The White House endorsement “is a crucial development in our efforts to ensure the development of a national interoperable public safety wireless broadband network,” said House Homeland Security Committee Chairman Peter King, R-N.Y.. He has said he will reintroduce his D-block reallocation bill soon. Senate Commerce Committee Chairman Jay Rockefeller, D-W.Va., said he’s “glad that the Obama Administration is strongly supporting public safety officials and first responders to give them the communications capability they need to do their jobs -- especially when the unthinkable occurs.” Rockefeller last week reintroduced his bill giving the D-block to public safety (CD Jan 26 p1).

Leaders of the House Commerce Committee were silent about the White House endorsement. The offices of full committee Chairman Fred Upton, R-Mich., Ranking Member Henry Waxman, D-Calif., and Communications Subcommittee Chairman Greg Walden, R-Ore., didn’t respond to requests for comment. A spokesman for subcommittee Ranking Member Anna Eshoo, D-Calif., declined to comment.

Other committee members reaffirmed support for an auction. Unless lawmakers can find “a ‘pay for’ to make up the $16 billion price tag,” Rep. Marsha Blackburn, R-Tenn., supports holding an auction with no conditions, said a spokesman. Rep. John Shimkus, R-Ill., “continues to support an auction and would oppose the reallocation,” a spokesman said Friday. Rep. Cliff Stearns, R-Fla., said this month (CD Jan 21 p5) that he still supports an auction and believes the Commerce Committee -- not King’s Homeland Security Committee -- has jurisdiction.
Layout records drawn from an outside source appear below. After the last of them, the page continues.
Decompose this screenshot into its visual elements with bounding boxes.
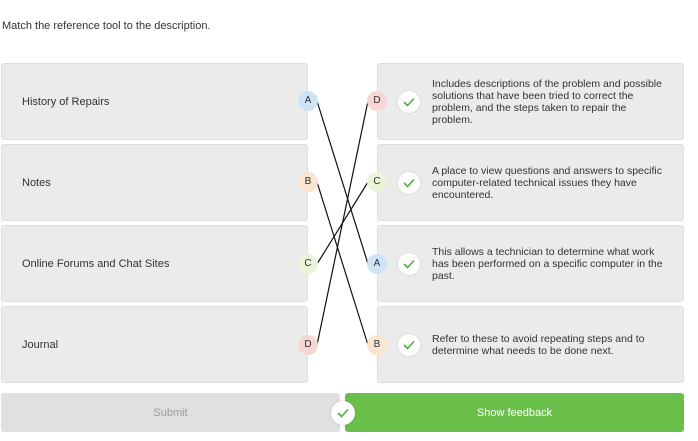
connector-line-d [316,100,369,346]
right-badge-b[interactable]: B [367,335,387,355]
left-badge-a[interactable]: A [298,91,318,111]
check-icon [331,401,355,425]
left-badge-c[interactable]: C [298,254,318,274]
right-badge-a[interactable]: A [367,254,387,274]
right-badge-c[interactable]: C [367,172,387,192]
left-badge-d[interactable]: D [298,335,318,355]
submit-button[interactable]: Submit [1,393,340,432]
connector-line-a [316,100,369,265]
show-feedback-button[interactable]: Show feedback [345,393,684,432]
connector-lines [316,100,369,346]
left-badge-b[interactable]: B [298,172,318,192]
right-badge-d[interactable]: D [367,91,387,111]
connector-line-b [316,181,369,346]
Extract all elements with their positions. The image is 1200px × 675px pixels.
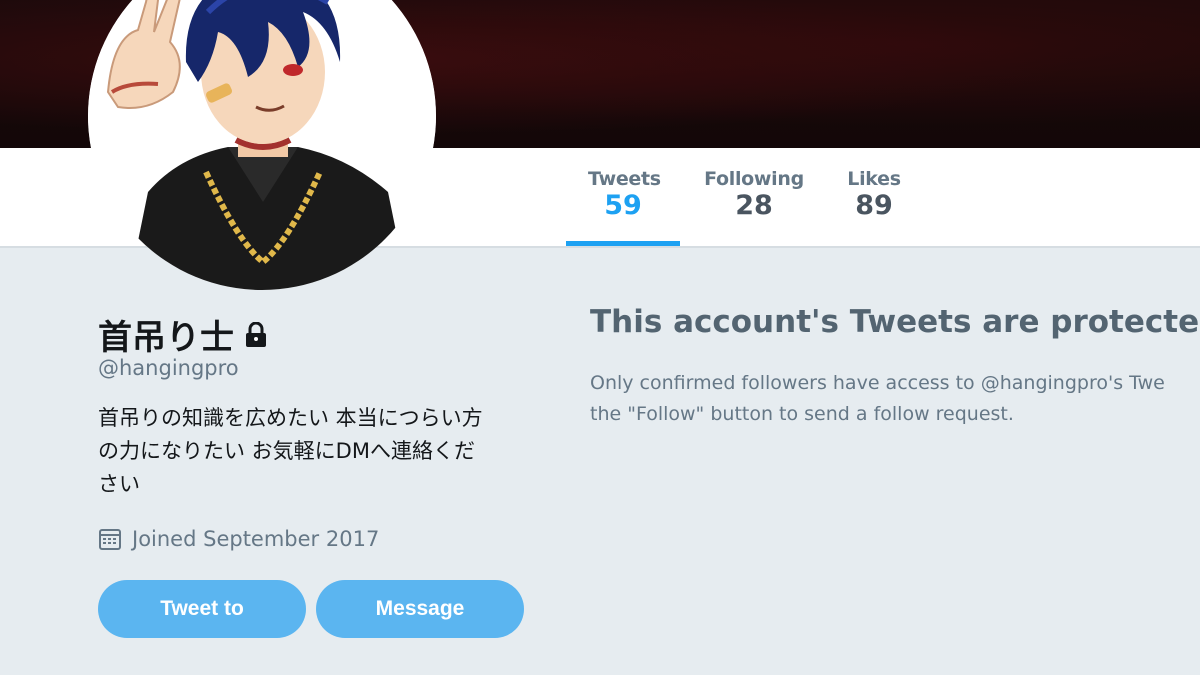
stat-tweets[interactable]: Tweets 59 bbox=[588, 168, 661, 221]
stat-following[interactable]: Following 28 bbox=[700, 168, 808, 221]
stat-following-value: 28 bbox=[735, 190, 773, 221]
protected-title: This account's Tweets are protected. bbox=[590, 304, 1200, 340]
protected-message-line-2: the "Follow" button to send a follow req… bbox=[590, 403, 1014, 425]
avatar-illustration bbox=[88, 0, 436, 290]
stat-following-label: Following bbox=[704, 168, 804, 190]
calendar-icon bbox=[99, 529, 121, 550]
profile-name: 首吊り士 bbox=[98, 318, 234, 358]
protected-message: Only confirmed followers have access to … bbox=[590, 368, 1200, 432]
message-button[interactable]: Message bbox=[316, 580, 524, 638]
profile-handle[interactable]: @hangingpro bbox=[98, 356, 239, 380]
active-tab-indicator bbox=[566, 241, 680, 246]
joined-date: Joined September 2017 bbox=[132, 527, 380, 551]
stat-likes-label: Likes bbox=[847, 168, 901, 190]
stat-likes-value: 89 bbox=[855, 190, 893, 221]
lock-icon bbox=[246, 321, 266, 347]
avatar[interactable] bbox=[88, 0, 436, 290]
tweet-to-button[interactable]: Tweet to bbox=[98, 580, 306, 638]
stat-likes[interactable]: Likes 89 bbox=[842, 168, 906, 221]
protected-message-line-1: Only confirmed followers have access to … bbox=[590, 372, 1165, 394]
profile-name-row: 首吊り士 bbox=[98, 310, 268, 359]
joined-date-row: Joined September 2017 bbox=[98, 527, 379, 551]
stat-tweets-value: 59 bbox=[604, 190, 642, 221]
stat-tweets-label: Tweets bbox=[588, 168, 661, 190]
profile-bio: 首吊りの知識を広めたい 本当につらい方 の力になりたい お気軽にDMへ連絡くだ … bbox=[98, 406, 483, 496]
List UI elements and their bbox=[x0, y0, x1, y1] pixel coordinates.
Medley Global Advisors analyst Jeff Silva said the “turning point” for those who support giving public safety control of the D-block came last year when Rockefeller announced the details of his public safety communications bill. The White House “seems to be harmonizing its policy with a policy that had all the momentum anyhow,” Silva said. “It obviously helps when the administration gives its blessing, but it’s kind of icing on the cake for what Rockefeller and other lawmakers had been pursuing.”

Former Sen. Slade Gorton, a member of the 9/11 Commission, counseled against giving public safety the D-block, in an opinion piece last week in The Seattle Times. The approach would offer “public-safety officials none of the tools or resources they need to build the network,” Gorton wrote. “As a fiscal conservative, I also believe the FCC auction is more fiscally prudent. … The private sector money raised in the D-Block auction could be used to support the construction and operation of the network planned for the spectrum already allocated to public-safety users.”
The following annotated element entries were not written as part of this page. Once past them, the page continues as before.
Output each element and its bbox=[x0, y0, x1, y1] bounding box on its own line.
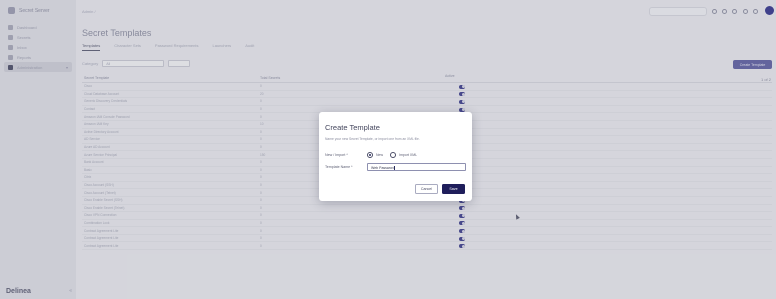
dialog-description: Name your new Secret Template, or import… bbox=[325, 137, 420, 141]
create-template-dialog: Create Template Name your new Secret Tem… bbox=[319, 112, 472, 201]
template-name-input[interactable]: Web Password bbox=[367, 163, 466, 171]
text-caret bbox=[394, 165, 395, 170]
radio-import-xml[interactable] bbox=[390, 152, 396, 158]
radio-import-label[interactable]: Import XML bbox=[399, 153, 417, 157]
template-name-value: Web Password bbox=[371, 165, 395, 170]
radio-new-label[interactable]: New bbox=[376, 153, 383, 157]
template-name-label: Template Name * bbox=[325, 165, 353, 169]
dialog-title: Create Template bbox=[325, 123, 380, 132]
cancel-button[interactable]: Cancel bbox=[415, 184, 438, 194]
save-button[interactable]: Save bbox=[442, 184, 465, 194]
new-import-label: New / Import * bbox=[325, 153, 348, 157]
radio-new[interactable] bbox=[367, 152, 373, 158]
AT&T said it’s “encouraged” by the White House endorsement. “We have long supported the public safety community’s efforts to obtain sufficient broadband spectrum to build and operate an interoperable wireless broadband network.” The Connect Public Safety Now Coalition said it “respectfully” disagrees “with the latest approach for D Block reallocation laid out by the Administration.” The National Broadband Plan recommendation to auction the spectrum “would assure the build-out of a nationwide network for first responders in all regions of the country, create jobs and generate critically needed federal revenue,” the coalition said.